You probably have to see Lego
Movie a few times — and not just to wrap your mind around the surprisingly
complicated themes. This movie is brilliantly funny and jam-packed with
hilarous Easter eggs and insane details, with a lot of gags that probably
register more the second time around. It’s incredibly frenetic and joyful, just
throwing shit in every direction — not unlike a million hyperglycemic kids
playing with Legos.
And part of the visual richness of Lego Movie is the way it
draws attention to its own artificiality — without undermining the story at
all. Flames, oceans and explosions are all rendered in Lego, and the movie
maintains a claymation-esque sense that anything can be broken down and
reconstructed at any moment. The surroundings are only as real as we believe
they are. You can see why this movie needed three directors, because every
sequence is beautifully constructed, and more real because it never lets us
forget how fake it all is.
A movie about Lego, the build-it-yourself bricks for kids,
is sort of perfect for talking about the constructed nature of storytelling.

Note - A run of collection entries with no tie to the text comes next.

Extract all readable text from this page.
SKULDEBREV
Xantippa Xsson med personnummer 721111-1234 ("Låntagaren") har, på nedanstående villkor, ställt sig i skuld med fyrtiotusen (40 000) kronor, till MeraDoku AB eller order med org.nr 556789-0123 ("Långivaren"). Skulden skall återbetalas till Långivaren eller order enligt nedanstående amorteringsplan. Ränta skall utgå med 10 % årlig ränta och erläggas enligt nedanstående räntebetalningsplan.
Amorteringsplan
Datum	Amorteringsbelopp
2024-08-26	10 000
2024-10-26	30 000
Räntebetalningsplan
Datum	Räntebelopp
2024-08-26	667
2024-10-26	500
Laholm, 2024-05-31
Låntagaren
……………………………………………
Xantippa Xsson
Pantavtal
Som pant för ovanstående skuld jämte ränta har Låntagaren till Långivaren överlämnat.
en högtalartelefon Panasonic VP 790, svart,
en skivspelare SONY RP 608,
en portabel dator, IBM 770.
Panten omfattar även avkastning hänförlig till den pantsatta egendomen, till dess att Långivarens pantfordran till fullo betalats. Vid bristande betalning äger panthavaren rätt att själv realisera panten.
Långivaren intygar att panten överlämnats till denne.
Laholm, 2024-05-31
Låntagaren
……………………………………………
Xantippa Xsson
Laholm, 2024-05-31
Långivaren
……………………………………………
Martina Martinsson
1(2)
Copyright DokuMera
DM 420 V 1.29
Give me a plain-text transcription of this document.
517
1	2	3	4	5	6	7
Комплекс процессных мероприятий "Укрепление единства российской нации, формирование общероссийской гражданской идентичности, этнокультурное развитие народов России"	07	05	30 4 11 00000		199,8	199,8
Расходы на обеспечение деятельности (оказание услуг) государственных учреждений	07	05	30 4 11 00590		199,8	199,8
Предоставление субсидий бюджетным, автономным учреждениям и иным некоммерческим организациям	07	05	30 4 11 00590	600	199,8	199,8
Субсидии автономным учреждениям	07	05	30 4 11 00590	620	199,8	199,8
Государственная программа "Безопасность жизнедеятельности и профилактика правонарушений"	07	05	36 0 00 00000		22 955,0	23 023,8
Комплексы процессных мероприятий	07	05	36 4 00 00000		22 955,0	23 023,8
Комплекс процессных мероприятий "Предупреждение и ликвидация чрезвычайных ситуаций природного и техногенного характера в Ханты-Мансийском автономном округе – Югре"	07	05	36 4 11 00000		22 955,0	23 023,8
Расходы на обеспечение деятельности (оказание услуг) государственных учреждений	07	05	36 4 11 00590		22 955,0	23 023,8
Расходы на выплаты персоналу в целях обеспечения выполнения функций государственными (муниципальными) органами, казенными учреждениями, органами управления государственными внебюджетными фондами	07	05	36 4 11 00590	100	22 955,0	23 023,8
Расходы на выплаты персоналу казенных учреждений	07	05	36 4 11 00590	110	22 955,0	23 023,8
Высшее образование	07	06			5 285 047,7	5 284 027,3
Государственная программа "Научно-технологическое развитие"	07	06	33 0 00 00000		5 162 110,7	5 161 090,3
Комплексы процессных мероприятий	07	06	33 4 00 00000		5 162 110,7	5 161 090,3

And part of the way this movie manages to spoof as well as perfect the heroic
action saga is by telling a story about stories. It’s effortlessly meta, in a
way that might end up reminding you of Princess
Bride. Lots of fantasy stories lately have commented on storytelling
explicitly, but Lego Movie goes one
further by turning its conflict between anarchy and conformity into a
commentary on types of story.
We seem to have reached a moment in pop culture when satires
are often the best examples of the things they’re spoofing. Probably because of
the “copy of a copy of a copy” thing, the best way to get something
fresh is often to step back and poke some fun. For example, I’ve seen a billion
“scary house in the middle of nowhere” movies, but the one that
sticks in my head is Cabin in the Woods.
The only area where Lego
Movie perhaps goes a bit too close to obeying rather than lampshading the
conventions of the action movie is in the role of its female hero, Wildstyle,
who follows almost exactly the same trajectory as every female lead in every
action movie I’ve seen lately. She starts out super-competent and winds up
mostly becoming a love interest, although she gets to play a part in saving the
day. And even here, the movie touches on Wildstyle’s disappointment that she doesn’t get to be the Chosen One,
instead of the the bloke.
Right up until the end, Lego
Movie manages to have it both ways — it’s both a spoof and a real story,
it’s both fake and real — because it’s about the power of playfulness and pretending.
Even when you think the movie has finally come down one way or the other on the
question of whether any of this is “real,” it dodges again. It’s a
pleasure to see a movie with this much wackiness in the service of ambiguity.
And when The Lego Movie
finally does unravel its message at the end, it’s perfect and heartfelt and daring
and unexpected — all the things that endings of summer movies usually aren’t. This
movie should be required viewing for the makers of the umpteen toy-hero and
superhero films coming our way every summer.